Сергей увидел проплывающую мимо лодку, а в ней — Хепри, прекрасноликого юношу в убранстве фараона, с золотым диском на голове. Солнечный бог благосклонно взглянул на Рахотепа и кивком головы подтвердил слова Хатор.
— Видишь, Хепри не против, — сказала богиня. — Он доволен тобой… Воды здесь по колено. Ступай к барке и ничего не бойся. А на прощанье возьми вот это, — Хатор опустила на плечи Сергея золотую цепочку с брелоком в виде священного скарабея, сделанного из бирюзы, щелкнула застежкой и пояснила. — Этот амулет сохранит тебя невредимым для твоей жены. Прощай, но не благодари меня.
— Если бы я не был уверен, что передо мной Владычица Прекрасного Запада, я принял бы тебя за свою жену: ты так похожа на нее!
— Приму это как похвалу моей красоте… А тебе, Рахотеп, можно позавидовать: ты не только любишь сам, но и любим. Так же сильно.
И в этот миг лицо Хатор-Аментет неуловимо изменилось, и голос ее стал нежнее. Сергей зажмурился от яркого света, а когда вновь открыл глаза, увидел перед собой грустное лицо ассистентки, а дальше и чуть выше нависла над ним грузная фигура хирурга — вершителя человеческих судеб.
Ощущение присутствия в операционной длилось только секунду, и опять — мрак, безмолвие и продолжение кошмара.
Глава 3. Город напрасно умерших
Универмаг, где Людмила Новожилова работала завсекцией, закрывался в семь вечера, но в ту злосчастную пятницу Людмила Ивановна отпросилась домой пораньше, сказавшись больной. Сердце и вправду кололо, будто вязальной спицей, боль отдавалась в плечо, перехватывало дыхание.
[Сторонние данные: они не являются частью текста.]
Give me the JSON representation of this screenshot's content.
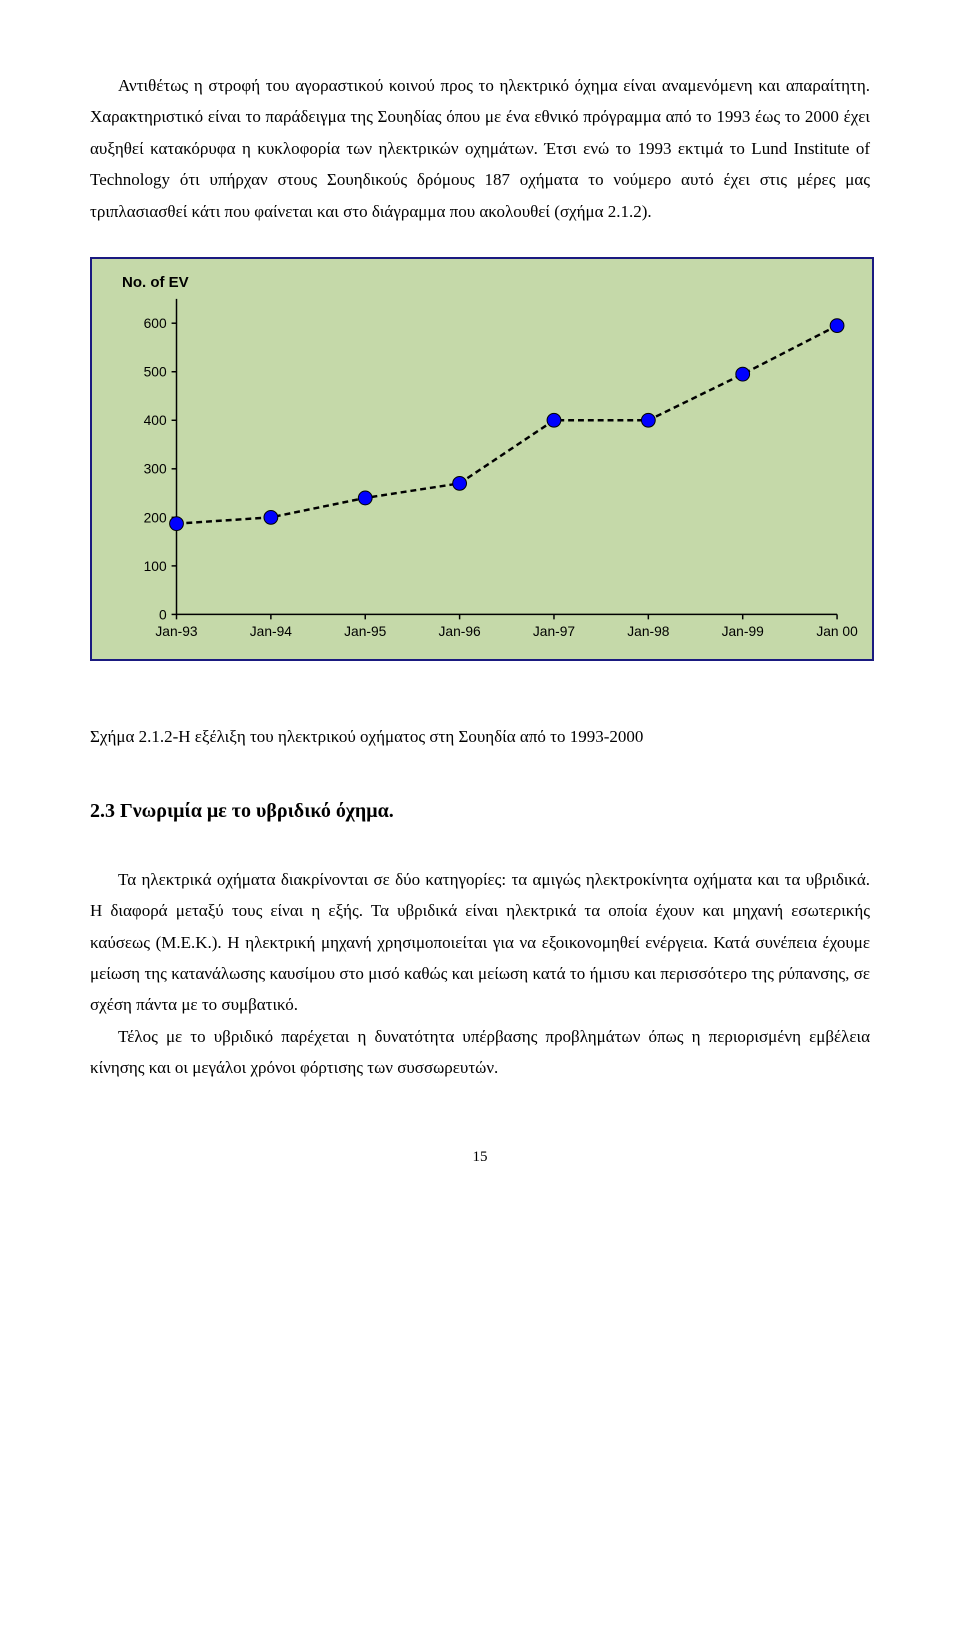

К боли физической добавлялось гнетущее предчувствие чего-то неотвратимо-ужасного, уже свершившегося.
Людмила Ивановна — склонная к полноте цветущая блондинка бальзаковского возраста — никогда не переставала волноваться за своего мужа-таксиста: слишком уж опасная, по ее мнению, была у него профессия. Вот и в ту пятницу она весь день безотчетно думала только о нем.
Сергей всегда смеялся над ее страхами, говорил, что давно считает машину частью себя самого, а дорогу не видит, а сердцем чувствует. Людмила часто просила, чтобы муж, проезжая днем мимо ее универмага, сигналил ей, что жив, мол, и здоров, на что Сергей всегда пренебрежительно махал рукой: ни к чему это, со мной ничего плохого случиться не может. И Людмила верила ему, но все равно волновалась.
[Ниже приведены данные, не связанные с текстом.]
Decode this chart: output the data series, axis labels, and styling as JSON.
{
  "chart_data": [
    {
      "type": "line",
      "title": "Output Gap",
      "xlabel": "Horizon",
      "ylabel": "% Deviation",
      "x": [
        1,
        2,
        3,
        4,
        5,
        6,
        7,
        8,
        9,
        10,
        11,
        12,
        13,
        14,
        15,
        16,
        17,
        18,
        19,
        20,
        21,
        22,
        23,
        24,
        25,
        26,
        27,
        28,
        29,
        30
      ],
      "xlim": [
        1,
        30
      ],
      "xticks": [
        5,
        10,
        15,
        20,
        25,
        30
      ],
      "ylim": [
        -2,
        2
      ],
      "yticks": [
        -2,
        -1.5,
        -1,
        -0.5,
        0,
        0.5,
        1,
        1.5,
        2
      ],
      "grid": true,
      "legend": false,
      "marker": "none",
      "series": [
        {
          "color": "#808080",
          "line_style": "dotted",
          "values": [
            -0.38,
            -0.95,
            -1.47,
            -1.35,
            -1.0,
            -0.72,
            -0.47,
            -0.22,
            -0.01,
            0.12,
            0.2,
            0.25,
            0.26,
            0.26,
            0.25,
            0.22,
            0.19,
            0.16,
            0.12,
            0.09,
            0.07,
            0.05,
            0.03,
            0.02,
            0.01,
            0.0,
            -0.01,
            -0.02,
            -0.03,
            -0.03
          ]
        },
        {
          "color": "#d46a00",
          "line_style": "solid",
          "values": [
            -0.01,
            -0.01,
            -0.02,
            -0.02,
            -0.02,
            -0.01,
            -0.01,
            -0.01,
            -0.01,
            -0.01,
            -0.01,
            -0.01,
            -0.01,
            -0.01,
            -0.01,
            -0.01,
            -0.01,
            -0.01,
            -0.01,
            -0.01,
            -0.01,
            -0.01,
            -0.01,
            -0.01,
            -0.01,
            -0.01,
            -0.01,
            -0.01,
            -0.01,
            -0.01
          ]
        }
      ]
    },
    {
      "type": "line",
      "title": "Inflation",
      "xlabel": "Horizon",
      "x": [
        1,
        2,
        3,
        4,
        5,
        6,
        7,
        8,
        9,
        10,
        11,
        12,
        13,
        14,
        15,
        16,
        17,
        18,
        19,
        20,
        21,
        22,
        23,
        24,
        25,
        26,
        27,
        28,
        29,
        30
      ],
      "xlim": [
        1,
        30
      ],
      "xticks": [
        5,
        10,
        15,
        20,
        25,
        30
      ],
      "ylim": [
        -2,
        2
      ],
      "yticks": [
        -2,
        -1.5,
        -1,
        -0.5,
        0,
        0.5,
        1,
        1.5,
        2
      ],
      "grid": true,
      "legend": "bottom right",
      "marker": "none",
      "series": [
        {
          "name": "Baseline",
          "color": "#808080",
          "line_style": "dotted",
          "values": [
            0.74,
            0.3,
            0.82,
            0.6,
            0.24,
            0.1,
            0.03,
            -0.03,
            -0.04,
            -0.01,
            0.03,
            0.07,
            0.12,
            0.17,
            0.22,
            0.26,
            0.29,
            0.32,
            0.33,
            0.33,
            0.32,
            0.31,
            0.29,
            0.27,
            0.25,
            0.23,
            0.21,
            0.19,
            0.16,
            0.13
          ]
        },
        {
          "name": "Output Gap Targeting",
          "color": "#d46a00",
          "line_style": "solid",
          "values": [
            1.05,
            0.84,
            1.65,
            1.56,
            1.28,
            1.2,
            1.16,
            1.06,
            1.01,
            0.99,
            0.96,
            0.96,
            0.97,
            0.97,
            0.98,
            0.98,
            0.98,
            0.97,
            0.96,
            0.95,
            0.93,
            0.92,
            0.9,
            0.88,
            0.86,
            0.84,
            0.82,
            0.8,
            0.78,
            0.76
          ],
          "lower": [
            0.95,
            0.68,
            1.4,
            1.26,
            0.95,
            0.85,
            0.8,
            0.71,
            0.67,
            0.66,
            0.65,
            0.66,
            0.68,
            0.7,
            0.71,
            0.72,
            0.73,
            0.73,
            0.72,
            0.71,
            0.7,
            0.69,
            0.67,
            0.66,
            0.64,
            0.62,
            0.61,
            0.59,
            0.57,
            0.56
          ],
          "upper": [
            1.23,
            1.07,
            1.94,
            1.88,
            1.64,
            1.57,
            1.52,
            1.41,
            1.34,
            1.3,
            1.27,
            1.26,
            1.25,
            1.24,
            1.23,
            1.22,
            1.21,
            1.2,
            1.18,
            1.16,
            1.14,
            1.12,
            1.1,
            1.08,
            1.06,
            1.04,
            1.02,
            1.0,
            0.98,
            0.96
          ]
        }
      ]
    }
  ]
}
Сразу после работы Людмила Ивановна отправилась к портнихе. Та обещала закончить к вечеру платье и не обманула. Платье — по выкройке из «Бурды» — вышло шикарное. Будет в чем завтра к дочке сходить, — подумала Людмила Ивановна и улыбнулась своим мыслям.
Дома ее ждала полуоттаявшая курица и отварные щупальца кальмара, которые надо было нашинковать для салата. Но прежде чем Людмила успела повязать фартук, зазвонил телефон.
— Это квартира Новожиловых? — приятным голосом спросил молодой человек.